Always higher, faster, stronger… and older! Technological developments, particularly in the field of health, have given us the feeling that the human body is constantly improving. Many are those who, today, believe in a possible – almost – eternal life. A publication published this Thursday in the scientific journal Natureand relayed by The worldcould well have the effect of a violent cold shower: it concludes that the longevity record has already been reached, and that human longevity would be on the downward slope.
Will the record of Frenchwoman Jeanne Calment remain unmatched forever? According to researchers at the Albert Einstein College of Medicine in New York (United States), no one could succeed in blowing out 122 candles. Scientists don’t cut corners to sum up their findings: “Demographers and biologists argued that there was no reason to think that maximum life expectancy would stop rising. But our study shows that this maximum age has already been reached and that this peak was reached in the 1990s,” explains Jan Vijg.
To reach this conclusion, which will sadden many, the scientists have gone through the demographic data of many countries, and they are particularly interested in the “super-centenarians”, yet more and more numerous in our aging societies. But this increase in the number of centenarians should not make us believe in unlimited longevity: the age of death after 100 years would thus tend to stagnate since 1997… Year of the death of Jeanne Calment!

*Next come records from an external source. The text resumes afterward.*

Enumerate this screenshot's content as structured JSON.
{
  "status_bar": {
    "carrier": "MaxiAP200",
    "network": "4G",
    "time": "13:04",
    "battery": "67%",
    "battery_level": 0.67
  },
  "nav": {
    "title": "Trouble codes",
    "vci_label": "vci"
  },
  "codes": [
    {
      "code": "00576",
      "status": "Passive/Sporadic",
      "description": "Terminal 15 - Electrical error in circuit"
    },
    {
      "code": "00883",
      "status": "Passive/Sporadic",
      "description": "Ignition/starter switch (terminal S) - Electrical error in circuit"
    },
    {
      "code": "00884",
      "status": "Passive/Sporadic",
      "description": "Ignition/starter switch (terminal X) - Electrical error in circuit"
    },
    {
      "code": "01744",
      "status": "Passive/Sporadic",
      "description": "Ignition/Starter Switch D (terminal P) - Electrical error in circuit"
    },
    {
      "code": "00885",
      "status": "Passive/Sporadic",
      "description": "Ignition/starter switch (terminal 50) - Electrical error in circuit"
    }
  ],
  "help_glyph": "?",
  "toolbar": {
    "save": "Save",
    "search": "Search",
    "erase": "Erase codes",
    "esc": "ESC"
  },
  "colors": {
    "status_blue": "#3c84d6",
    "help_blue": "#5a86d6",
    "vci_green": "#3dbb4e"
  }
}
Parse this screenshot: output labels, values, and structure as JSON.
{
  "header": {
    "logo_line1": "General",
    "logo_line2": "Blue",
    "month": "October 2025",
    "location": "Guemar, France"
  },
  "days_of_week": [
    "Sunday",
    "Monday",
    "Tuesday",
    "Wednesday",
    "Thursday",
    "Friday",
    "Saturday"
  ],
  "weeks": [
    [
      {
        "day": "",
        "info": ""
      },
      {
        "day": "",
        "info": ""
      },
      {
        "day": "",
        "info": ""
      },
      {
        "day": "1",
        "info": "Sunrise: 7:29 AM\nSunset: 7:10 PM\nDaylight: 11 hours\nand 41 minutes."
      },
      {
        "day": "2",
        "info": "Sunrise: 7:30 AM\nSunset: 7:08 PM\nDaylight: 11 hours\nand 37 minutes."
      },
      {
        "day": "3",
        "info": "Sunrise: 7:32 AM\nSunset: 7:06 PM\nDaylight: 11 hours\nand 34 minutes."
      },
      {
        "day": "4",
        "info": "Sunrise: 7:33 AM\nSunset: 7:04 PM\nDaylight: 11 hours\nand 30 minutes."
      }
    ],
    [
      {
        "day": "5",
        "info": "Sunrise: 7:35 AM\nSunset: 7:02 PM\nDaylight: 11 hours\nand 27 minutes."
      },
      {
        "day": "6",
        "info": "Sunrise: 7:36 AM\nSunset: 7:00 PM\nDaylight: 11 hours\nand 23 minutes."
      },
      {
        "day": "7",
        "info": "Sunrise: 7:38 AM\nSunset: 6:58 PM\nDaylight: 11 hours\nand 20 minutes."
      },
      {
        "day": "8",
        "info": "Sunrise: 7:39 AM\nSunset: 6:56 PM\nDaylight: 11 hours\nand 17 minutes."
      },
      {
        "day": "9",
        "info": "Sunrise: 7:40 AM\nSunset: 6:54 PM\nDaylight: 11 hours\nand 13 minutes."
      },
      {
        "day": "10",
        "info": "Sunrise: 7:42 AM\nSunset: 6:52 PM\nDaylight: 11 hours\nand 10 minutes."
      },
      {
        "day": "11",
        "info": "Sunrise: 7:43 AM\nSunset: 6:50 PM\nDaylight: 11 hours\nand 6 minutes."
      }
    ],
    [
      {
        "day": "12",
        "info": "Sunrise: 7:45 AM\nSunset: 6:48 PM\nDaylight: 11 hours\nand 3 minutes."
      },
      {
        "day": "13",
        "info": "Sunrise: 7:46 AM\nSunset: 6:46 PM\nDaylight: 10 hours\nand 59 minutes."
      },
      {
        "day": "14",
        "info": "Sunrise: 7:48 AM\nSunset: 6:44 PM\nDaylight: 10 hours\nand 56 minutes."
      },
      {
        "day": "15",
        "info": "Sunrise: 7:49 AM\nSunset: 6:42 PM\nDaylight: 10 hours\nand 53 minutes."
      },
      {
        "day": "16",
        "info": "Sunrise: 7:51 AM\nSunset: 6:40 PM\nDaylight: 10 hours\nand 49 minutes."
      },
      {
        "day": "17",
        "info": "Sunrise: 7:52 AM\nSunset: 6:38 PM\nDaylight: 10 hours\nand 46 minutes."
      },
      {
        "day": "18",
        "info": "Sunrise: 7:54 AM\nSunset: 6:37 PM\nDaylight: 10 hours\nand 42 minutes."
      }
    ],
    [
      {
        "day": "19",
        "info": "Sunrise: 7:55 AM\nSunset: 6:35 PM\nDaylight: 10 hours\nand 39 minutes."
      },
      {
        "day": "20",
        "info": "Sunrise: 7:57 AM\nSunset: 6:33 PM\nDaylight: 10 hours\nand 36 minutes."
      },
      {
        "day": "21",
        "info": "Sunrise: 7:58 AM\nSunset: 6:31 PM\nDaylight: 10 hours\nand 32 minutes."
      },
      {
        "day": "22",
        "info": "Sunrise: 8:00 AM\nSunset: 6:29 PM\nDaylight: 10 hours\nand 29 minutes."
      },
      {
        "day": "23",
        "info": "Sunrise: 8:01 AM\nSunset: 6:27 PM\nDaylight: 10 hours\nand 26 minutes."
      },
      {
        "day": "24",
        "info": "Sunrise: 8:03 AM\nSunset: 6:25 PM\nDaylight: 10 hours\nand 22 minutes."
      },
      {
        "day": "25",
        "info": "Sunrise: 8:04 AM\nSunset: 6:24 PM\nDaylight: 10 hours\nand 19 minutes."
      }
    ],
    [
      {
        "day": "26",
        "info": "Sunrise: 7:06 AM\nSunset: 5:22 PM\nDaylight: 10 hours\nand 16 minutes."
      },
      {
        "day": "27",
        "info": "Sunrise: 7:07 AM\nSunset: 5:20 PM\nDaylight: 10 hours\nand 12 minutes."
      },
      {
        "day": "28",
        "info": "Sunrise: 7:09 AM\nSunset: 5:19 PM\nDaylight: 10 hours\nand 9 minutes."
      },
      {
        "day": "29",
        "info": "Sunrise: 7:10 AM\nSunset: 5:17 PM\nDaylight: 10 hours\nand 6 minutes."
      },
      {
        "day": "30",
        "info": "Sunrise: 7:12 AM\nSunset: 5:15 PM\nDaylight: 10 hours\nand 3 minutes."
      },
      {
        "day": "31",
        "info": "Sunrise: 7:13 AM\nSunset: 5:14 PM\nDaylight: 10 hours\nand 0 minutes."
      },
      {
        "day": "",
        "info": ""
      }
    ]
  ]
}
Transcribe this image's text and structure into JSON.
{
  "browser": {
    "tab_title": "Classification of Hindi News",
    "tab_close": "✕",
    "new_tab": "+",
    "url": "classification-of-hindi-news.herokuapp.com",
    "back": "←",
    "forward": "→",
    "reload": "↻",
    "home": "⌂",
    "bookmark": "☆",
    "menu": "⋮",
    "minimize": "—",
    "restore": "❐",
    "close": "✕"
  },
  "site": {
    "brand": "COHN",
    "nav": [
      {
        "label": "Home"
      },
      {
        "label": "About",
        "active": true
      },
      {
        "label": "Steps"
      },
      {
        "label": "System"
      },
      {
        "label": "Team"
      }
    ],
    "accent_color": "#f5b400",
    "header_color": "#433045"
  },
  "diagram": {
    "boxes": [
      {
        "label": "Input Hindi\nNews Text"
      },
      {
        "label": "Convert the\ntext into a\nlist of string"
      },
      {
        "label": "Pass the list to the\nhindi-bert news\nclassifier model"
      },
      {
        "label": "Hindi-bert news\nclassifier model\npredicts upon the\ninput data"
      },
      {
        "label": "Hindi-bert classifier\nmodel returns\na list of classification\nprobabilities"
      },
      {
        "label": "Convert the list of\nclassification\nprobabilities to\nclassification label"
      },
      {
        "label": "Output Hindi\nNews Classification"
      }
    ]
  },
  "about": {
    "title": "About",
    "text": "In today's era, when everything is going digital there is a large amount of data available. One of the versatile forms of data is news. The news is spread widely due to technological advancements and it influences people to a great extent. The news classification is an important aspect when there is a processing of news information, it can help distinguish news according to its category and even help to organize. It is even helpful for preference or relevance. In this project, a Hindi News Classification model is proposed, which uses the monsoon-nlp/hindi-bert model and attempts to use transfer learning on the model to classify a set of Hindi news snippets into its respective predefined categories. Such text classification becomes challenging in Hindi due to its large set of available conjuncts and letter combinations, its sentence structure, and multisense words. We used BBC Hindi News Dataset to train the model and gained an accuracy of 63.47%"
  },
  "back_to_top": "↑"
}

The work of Juliana Antero-Jacquemin, published in 2014, had already suggested that a ceiling of longevity did indeed exist, and would be around 115 years, recalls The world. And for American researchers, the probability of one day exceeding 125 years would today be less than one in 10,000!

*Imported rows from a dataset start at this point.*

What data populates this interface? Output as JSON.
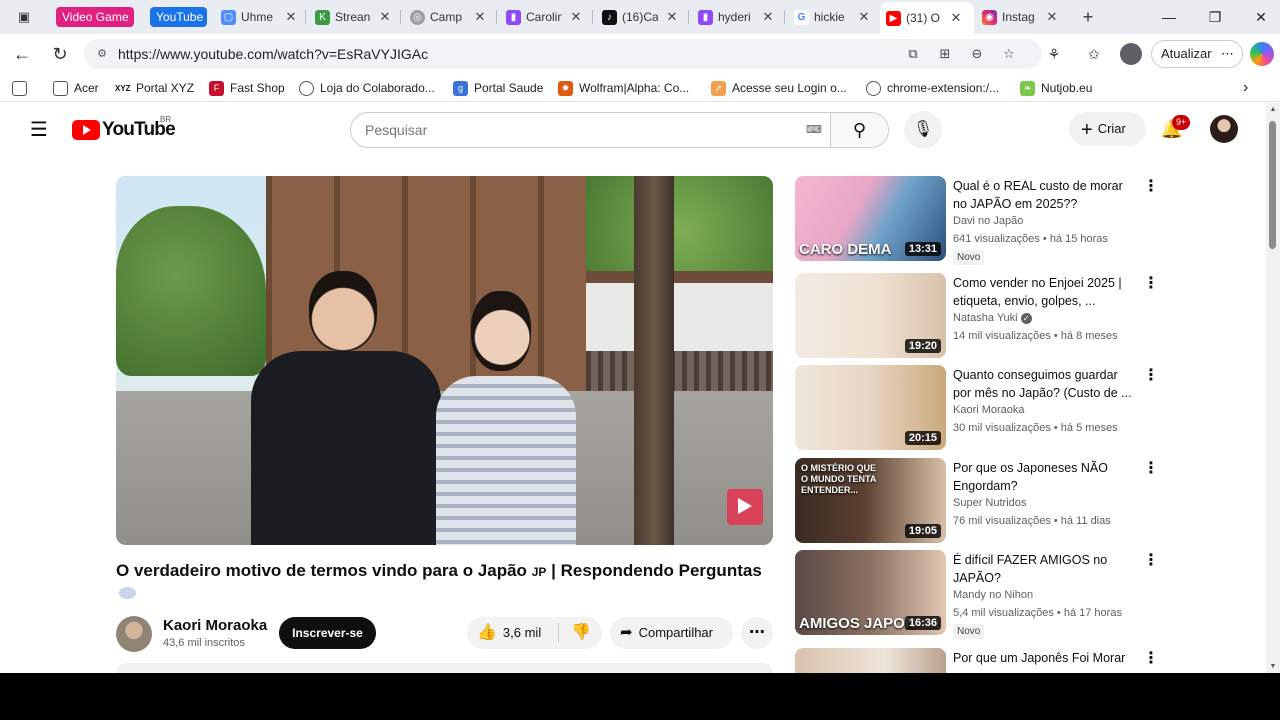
{
  "browser": {
    "tab_groups": [
      {
        "label": "Video Game",
        "color": "#e0217f"
      },
      {
        "label": "YouTube",
        "color": "#1a73e8"
      }
    ],
    "tabs": [
      {
        "title": "Uhme",
        "icon": "chat-icon",
        "color": "#4f8cff"
      },
      {
        "title": "Strean",
        "icon": "k-icon",
        "color": "#3a9a45"
      },
      {
        "title": "Camp",
        "icon": "globe-icon",
        "color": "#888888"
      },
      {
        "title": "Carolin",
        "icon": "twitch-icon",
        "color": "#9146ff"
      },
      {
        "title": "(16)Ca",
        "icon": "tiktok-icon",
        "color": "#111111"
      },
      {
        "title": "hyderi",
        "icon": "twitch-icon",
        "color": "#9146ff"
      },
      {
        "title": "hickie",
        "icon": "google-icon",
        "color": "#4285f4"
      },
      {
        "title": "(31) O",
        "icon": "youtube-icon",
        "color": "#ff0000",
        "active": true
      },
      {
        "title": "Instag",
        "icon": "instagram-icon",
        "color": "#e1306c"
      }
    ],
    "url": "https://www.youtube.com/watch?v=EsRaVYJIGAc",
    "update_label": "Atualizar",
    "bookmarks": [
      {
        "label": "Acer",
        "icon": "folder-icon"
      },
      {
        "label": "Portal XYZ",
        "icon": "xyz-icon"
      },
      {
        "label": "Fast Shop",
        "icon": "fastshop-icon"
      },
      {
        "label": "Loja do Colaborado...",
        "icon": "globe-icon"
      },
      {
        "label": "Portal Saude",
        "icon": "portal-saude-icon"
      },
      {
        "label": "Wolfram|Alpha: Co...",
        "icon": "wolfram-icon"
      },
      {
        "label": "Acesse seu Login o...",
        "icon": "login-icon"
      },
      {
        "label": "chrome-extension:/...",
        "icon": "globe-icon"
      },
      {
        "label": "Nutjob.eu",
        "icon": "leaf-icon"
      }
    ]
  },
  "youtube": {
    "logo_text": "YouTube",
    "country": "BR",
    "search_placeholder": "Pesquisar",
    "create_label": "Criar",
    "notifications_badge": "9+",
    "video": {
      "title": "O verdadeiro motivo de termos vindo para o Japão",
      "title_flag": "JP",
      "title_rest": "| Respondendo Perguntas",
      "channel": "Kaori Moraoka",
      "subscribers": "43,6 mil inscritos",
      "subscribe_label": "Inscrever-se",
      "likes": "3,6 mil",
      "share_label": "Compartilhar"
    },
    "recommendations": [
      {
        "title": "Qual é o REAL custo de morar no JAPÃO em 2025??",
        "channel": "Davi no Japão",
        "views": "641 visualizações",
        "age": "há 15 horas",
        "duration": "13:31",
        "badge": "Novo",
        "overlay": "CARO DEMA",
        "verified": false
      },
      {
        "title": "Como vender no Enjoei 2025 | etiqueta, envio, golpes, ...",
        "channel": "Natasha Yuki",
        "views": "14 mil visualizações",
        "age": "há 8 meses",
        "duration": "19:20",
        "badge": "",
        "overlay": "",
        "verified": true
      },
      {
        "title": "Quanto conseguimos guardar por mês no Japão? (Custo de ...",
        "channel": "Kaori Moraoka",
        "views": "30 mil visualizações",
        "age": "há 5 meses",
        "duration": "20:15",
        "badge": "",
        "overlay": "",
        "verified": false
      },
      {
        "title": "Por que os Japoneses NÃO Engordam?",
        "channel": "Super Nutridos",
        "views": "76 mil visualizações",
        "age": "há 11 dias",
        "duration": "19:05",
        "badge": "",
        "overlay": "O MISTÉRIO QUE O MUNDO TENTA ENTENDER...",
        "verified": false
      },
      {
        "title": "É difícil FAZER AMIGOS  no JAPÃO?",
        "channel": "Mandy no Nihon",
        "views": "5,4 mil visualizações",
        "age": "há 17 horas",
        "duration": "16:36",
        "badge": "Novo",
        "overlay": "AMIGOS JAPON",
        "verified": false
      },
      {
        "title": "Por que um Japonês Foi Morar",
        "channel": "",
        "views": "",
        "age": "",
        "duration": "",
        "badge": "",
        "overlay": "",
        "verified": false
      }
    ]
  }
}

Hugo Aguilaniu, director of research at the CNRS and at the Ecole Normale Supérieure in Lyon, will perhaps bring some comfort to those who already saw themselves as a “super-centenarian”. “The authors explain that lifespan is not determined by genetic selection, which is true, notes the scientist in the columns of the World. But they argue that the maximum age is reached based on external factors, wear and tear, like for a car. This theory cannot be applied to a living being as it is to an inert one. The current dean of humanity, the Italian Emma Morano, has blown her 116 years: will she be able to make science lie?